Bien que toujours populaire dans son quartier d’origine, le Notorious a très mauvaise réputation dans le reste du pays
En homme du peuple, le Notorious a flairé le coup. Pas une semaine ne passe sans qu’il apporte son soutien aux manifestations anti-immigration, dénonce les politiques du logement mises en place par les différents gouvernements ou lance des polémiques sur la supposée corruption des élites irlandaises via son compte X. Si ses posts rencontrent un certain écho en ligne et dans une partie de la population locale, sa candidature éventuelle est, pour beaucoup de politiciens irlandais, tout sauf une évidence. « Elle ne m’inquièterait absolument pas, bien au contraire. Il n’est pas le premier millionnaire qui essaie de devenir président. Mais ce n’est pas facile. Il faut faire une campagne de plusieurs mois, répondre à des questions sur tous les sujets et accepter de débattre chaque semaine sur des émissions de TV et radio », détaille Barry Ward, député Fine Gael. Mais pour le député, c’est une règle inscrite dans la Constitution irlandaise qui empêchera sans doute l’ancienne icône du MMA de franchir le pas. « Pour pouvoir être candidat, il faut obtenir le soutien d’au moins vingt députés et quatre élus locaux. À l’heure actuelle, il n’y a aucun élu au Parlement qui représente ses idées. Je peux me tromper, mais je connais peu de politiciens qui aimeraient être un jour représentés à l’étranger par quelqu’un qui dernièrement a plutôt fait honte à notre pays. »
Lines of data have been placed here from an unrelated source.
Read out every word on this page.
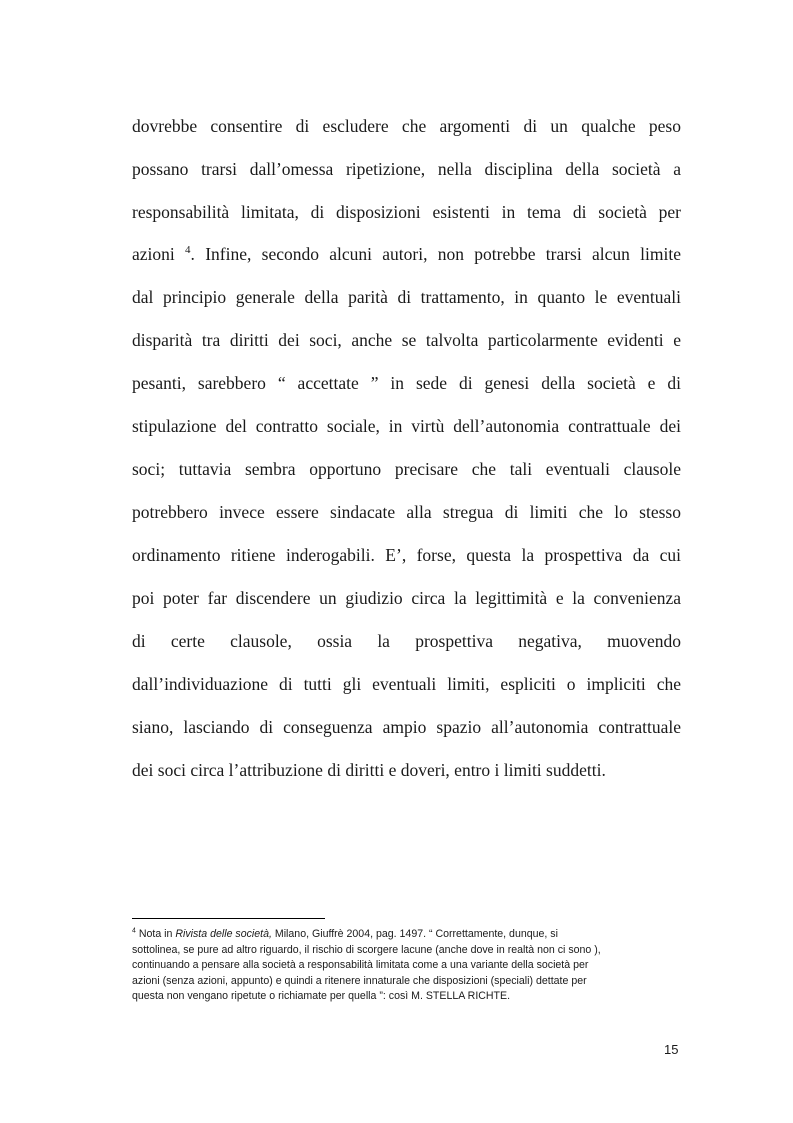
dovrebbe consentire di escludere che argomenti di un qualche peso
possano trarsi dall’omessa ripetizione, nella disciplina della società a
responsabilità limitata, di disposizioni esistenti in tema di società per
azioni $^4$. Infine, secondo alcuni autori, non potrebbe trarsi alcun limite
dal principio generale della parità di trattamento, in quanto le eventuali
disparità tra diritti dei soci, anche se talvolta particolarmente evidenti e
pesanti, sarebbero “ accettate ” in sede di genesi della società e di
stipulazione del contratto sociale, in virtù dell’autonomia contrattuale dei
soci; tuttavia sembra opportuno precisare che tali eventuali clausole
potrebbero invece essere sindacate alla stregua di limiti che lo stesso
ordinamento ritiene inderogabili. E’, forse, questa la prospettiva da cui
poi poter far discendere un giudizio circa la legittimità e la convenienza
di certe clausole, ossia la prospettiva negativa, muovendo
dall’individuazione di tutti gli eventuali limiti, espliciti o impliciti che
siano, lasciando di conseguenza ampio spazio all’autonomia contrattuale
dei soci circa l’attribuzione di diritti e doveri, entro i limiti suddetti.
$^4$ Nota in Rivista delle società, Milano, Giuffrè 2004, pag. 1497. “ Correttamente, dunque, si
sottolinea, se pure ad altro riguardo, il rischio di scorgere lacune (anche dove in realtà non ci sono ),
continuando a pensare alla società a responsabilità limitata come a una variante della società per
azioni (senza azioni, appunto) e quindi a ritenere innaturale che disposizioni (speciali) dettate per
questa non vengano ripetute o richiamate per quella ”: così M. STELLA RICHTE.
15
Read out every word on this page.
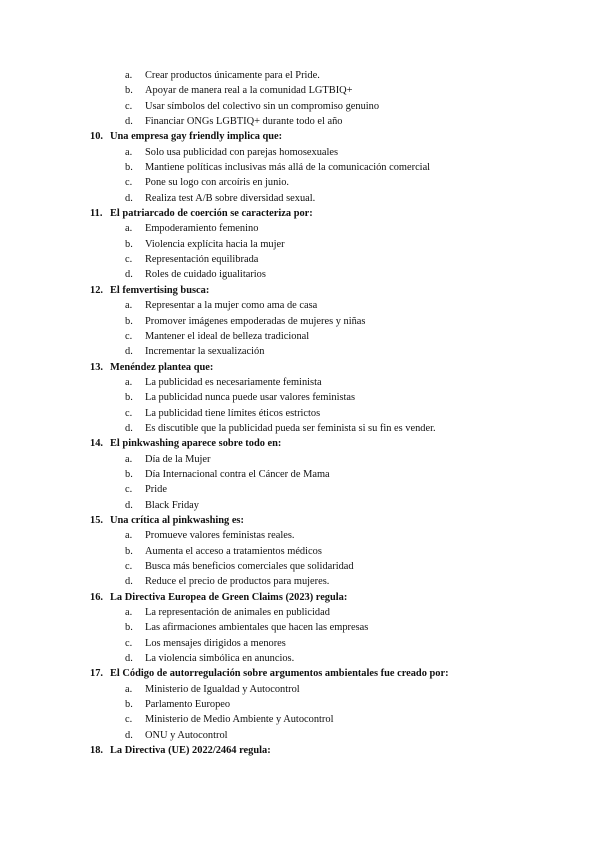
a. Crear productos únicamente para el Pride.
b. Apoyar de manera real a la comunidad LGTBIQ+
c. Usar símbolos del colectivo sin un compromiso genuino
d. Financiar ONGs LGBTIQ+ durante todo el año
10. Una empresa gay friendly implica que:
a. Solo usa publicidad con parejas homosexuales
b. Mantiene políticas inclusivas más allá de la comunicación comercial
c. Pone su logo con arcoíris en junio.
d. Realiza test A/B sobre diversidad sexual.
11. El patriarcado de coerción se caracteriza por:
a. Empoderamiento femenino
b. Violencia explícita hacia la mujer
c. Representación equilibrada
d. Roles de cuidado igualitarios
12. El femvertising busca:
a. Representar a la mujer como ama de casa
b. Promover imágenes empoderadas de mujeres y niñas
c. Mantener el ideal de belleza tradicional
d. Incrementar la sexualización
13. Menéndez plantea que:
a. La publicidad es necesariamente feminista
b. La publicidad nunca puede usar valores feministas
c. La publicidad tiene límites éticos estrictos
d. Es discutible que la publicidad pueda ser feminista si su fin es vender.
14. El pinkwashing aparece sobre todo en:
a. Día de la Mujer
b. Día Internacional contra el Cáncer de Mama
c. Pride
d. Black Friday
15. Una crítica al pinkwashing es:
a. Promueve valores feministas reales.
b. Aumenta el acceso a tratamientos médicos
c. Busca más beneficios comerciales que solidaridad
d. Reduce el precio de productos para mujeres.
16. La Directiva Europea de Green Claims (2023) regula:
a. La representación de animales en publicidad
b. Las afirmaciones ambientales que hacen las empresas
c. Los mensajes dirigidos a menores
d. La violencia simbólica en anuncios.
17. El Código de autorregulación sobre argumentos ambientales fue creado por:
a. Ministerio de Igualdad y Autocontrol
b. Parlamento Europeo
c. Ministerio de Medio Ambiente y Autocontrol
d. ONU y Autocontrol
18. La Directiva (UE) 2022/2464 regula:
Bien que toujours populaire dans son quartier d’origine, le Notorious a très mauvaise réputation dans le reste du pays. En cause, ses multiples frasques nocturnes, mais aussi et surtout sa condamnation récente. Le 22 novembre dernier, un jury de douze personnes l’a reconnu coupable de viol dans une affaire remontant à 2018. Condamné à verser plus de 150 000 euros de dommages et intérêts à la plaignante, Nikita Hand, il a décidé de faire appel. Un appel qui sera étudié par la justice irlandaise dans les prochains mois, et qui pourrait décider de l’éventuel début en politique de l’ancienne star du MMA.